I’m not going to go into too much detail on the individual plotlines. All I’ll say is that this book achieves a really good chemistry between its characters. It doesn’t take the world too lightly, and it doesn’t take things too seriously either. The differences in culture, anatomy, personality, and background, all really add to the ‘found-family’ feel of the book.

World building

This book’s world is mostly your standard sci-fi affair. I’d say it leans more in the safer, cleaner direction of star trek than in the rough-shod universes of Star Wars or Firefly. Which lends itself to imagining every scene on a bright, multicam set. There’s a big focus on the friction between human and alien cultures. This book doesn’t lean into the idealistic, non-interventionist enlightenment direction of Star Trek. The crew of this ship are very comfortable sharing their opinions on other cultures, and even openly disagreeing with their fellow crew members.

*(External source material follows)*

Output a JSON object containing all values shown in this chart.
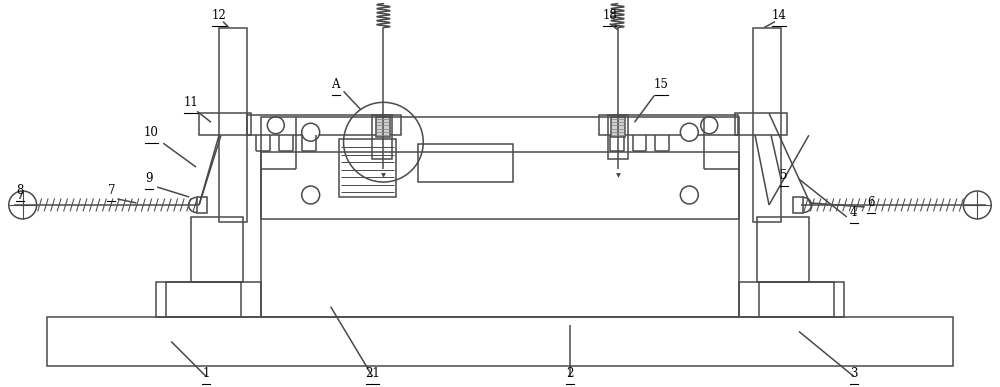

From time to time, a decision one of the characters made rubbed me the wrong way morally. But this is a book about flawed people finding a home, it shouldn’t be a surprise that people make mistakes.

Conclusion

The book’s big landing is at the end. I won’t spoil it here, but there’s a reason season finales are the most memorable parts of tv shows. You spend the whole book getting to know the characters, building an understanding of their relationships, and growing to care for them. So when conflict forces those relationships to change, it hits hard.

Like any good sitcom, this book is only the first season. A strong start with a great cast and a long way to go.

If you’re looking for a different brand of sci-fi, if you want to travel through space, but feel the right way to do it is with a fireplace and a cup of tea, consider tuning in and seeing what it has to offer.